Ein „Weiter so!“ ist nicht mehr möglich

Das Sorbische Nationalensemble vor dem Exitus · Von Gerrit Wedel

Der Abbau von 27 Stellen stellt das SNE vor eine sehr schwierige Lage in Hinblick auf das künstlerische Profil des Hauses, dessen Sinn und Zweck es ja ist, dem Erhalt und der Pflege der Sorbischen Kultur zu dienen. Bereits im Jahr 2002 beim Antritt von Intendant Rögner war der Personalbestand des SNE um 26 Stellen reduziert worden.

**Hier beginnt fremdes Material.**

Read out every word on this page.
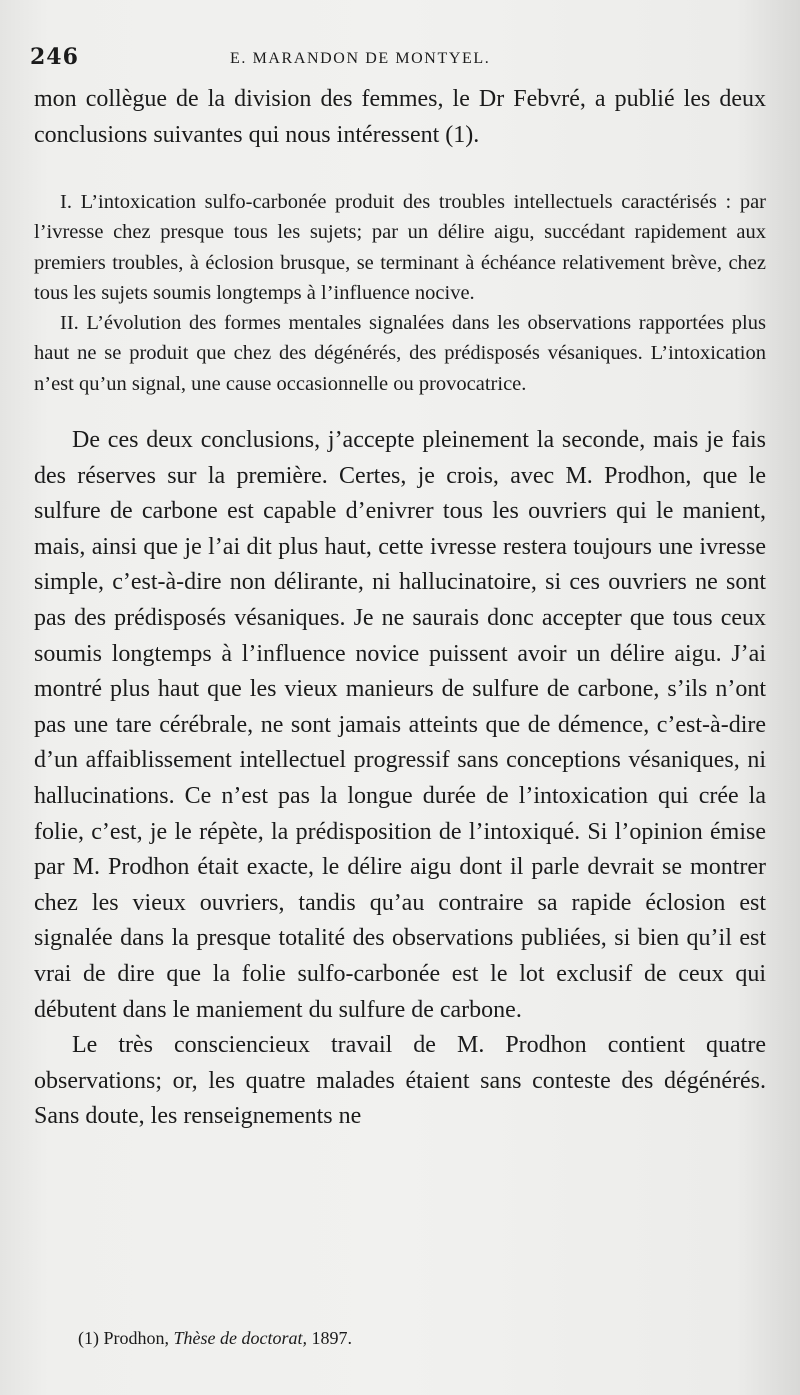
246	E. MARANDON DE MONTYEL.

mon collègue de la division des femmes, le Dr Febvré, a publié les deux conclusions suivantes qui nous intéressent (1).

I. L’intoxication sulfo-carbonée produit des troubles intellectuels caractérisés : par l’ivresse chez presque tous les sujets; par un délire aigu, succédant rapidement aux premiers troubles, à éclosion brusque, se terminant à échéance relativement brève, chez tous les sujets soumis longtemps à l’influence nocive.

II. L’évolution des formes mentales signalées dans les observations rapportées plus haut ne se produit que chez des dégénérés, des prédisposés vésaniques. L’intoxication n’est qu’un signal, une cause occasionnelle ou provocatrice.

De ces deux conclusions, j’accepte pleinement la seconde, mais je fais des réserves sur la première. Certes, je crois, avec M. Prodhon, que le sulfure de carbone est capable d’enivrer tous les ouvriers qui le manient, mais, ainsi que je l’ai dit plus haut, cette ivresse restera toujours une ivresse simple, c’est-à-dire non délirante, ni hallucinatoire, si ces ouvriers ne sont pas des prédisposés vésaniques. Je ne saurais donc accepter que tous ceux soumis longtemps à l’influence novice puissent avoir un délire aigu. J’ai montré plus haut que les vieux manieurs de sulfure de carbone, s’ils n’ont pas une tare cérébrale, ne sont jamais atteints que de démence, c’est-à-dire d’un affaiblissement intellectuel progressif sans conceptions vésaniques, ni hallucinations. Ce n’est pas la longue durée de l’intoxication qui crée la folie, c’est, je le répète, la prédisposition de l’intoxiqué. Si l’opinion émise par M. Prodhon était exacte, le délire aigu dont il parle devrait se montrer chez les vieux ouvriers, tandis qu’au contraire sa rapide éclosion est signalée dans la presque totalité des observations publiées, si bien qu’il est vrai de dire que la folie sulfo-carbonée est le lot exclusif de ceux qui débutent dans le maniement du sulfure de carbone.

Le très consciencieux travail de M. Prodhon contient quatre observations; or, les quatre malades étaient sans conteste des dégénérés. Sans doute, les renseignements ne

(1) Prodhon, Thèse de doctorat, 1897.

Die dadurch notwendigen Zahlungen von Abfindungen oder Übergangsgeldern an zu entlassende oder nicht zu verlängernde Ensemblemitglieder bedeuteten schon eine unglaubliche Belastung für das SNE, die nicht zuletzt durch die per Haustarifvertrag vereinbarten Gagen- und Lohneinbußen der verbliebenen Beschäftigten ausgeglichen wurde. Das Ensemble steht mit dem nun von der neuen Intendantin umzusetzenden Personalabbau kurz vor dem künstlerischen Exitus. Ein Stellenabbau innerhalb von 10 Jahren von 133 auf 80 Mitarbeiter macht für die verbliebenen Mitglieder ein „Weiter so!“ nahezu unmöglich.

Der Vorsitzende des alle Sorben vertretenden „Domowina“-Vereins Jan Nuk hat darauf hingewiesen, dass ein Grund für die personelle und finanzielle Kürzung des SNE die inhaltliche Entfernung des Theaters von der sorbischen Bevölkerung und ihrer Sprachen sei. Das Perfide daran ist, dass die bisherige Ausrichtung gerade durch die Stiftung vorgegeben wurde: Die im Finanzplan seinerzeit festgehaltene Forderung, ein hohes Einspielergebnis zu erzielen, war unmöglich in der Lausitz mit sorbischsprachigen Bühnenproduktionen zu erreichen. Dies war nur mit Veranstaltern in den alten Bundesländern, in Österreich, der Schweiz oder auch in Südtirol zu bewerkstelligen. Für die sorbischen Anteile im Spielplan bedeutete das das „K.O.“ in Zeitlupe, für die Künstler eine kaum vorstellbare Belastung: sie müssen sehr flexibel sein, die Sänger mal mit und mal ohne verstärkendes Mikroport singen, die Tänzer lange Busfahrten wegstecken, die Orchestermusiker im Hotelzimmer üben. Mitglieder des Chores z.B. haben zuletzt jährlich bis zu 100 mal im Hotel übernachtet. Da braucht man einen Stimmapparat aus Eisen! Alle würden lieber daheim in der Lausitz spielen. Alle Hinweise der Gewerkschaften im Rahmen der HTV-Verhandlungen auf das Missverhältnis zwischen Einnahmen und tourneebedingten Ausgaben und den damit verbundenen künstlerischen Sinn der Aktivitäten, stießen auf taube Ohren.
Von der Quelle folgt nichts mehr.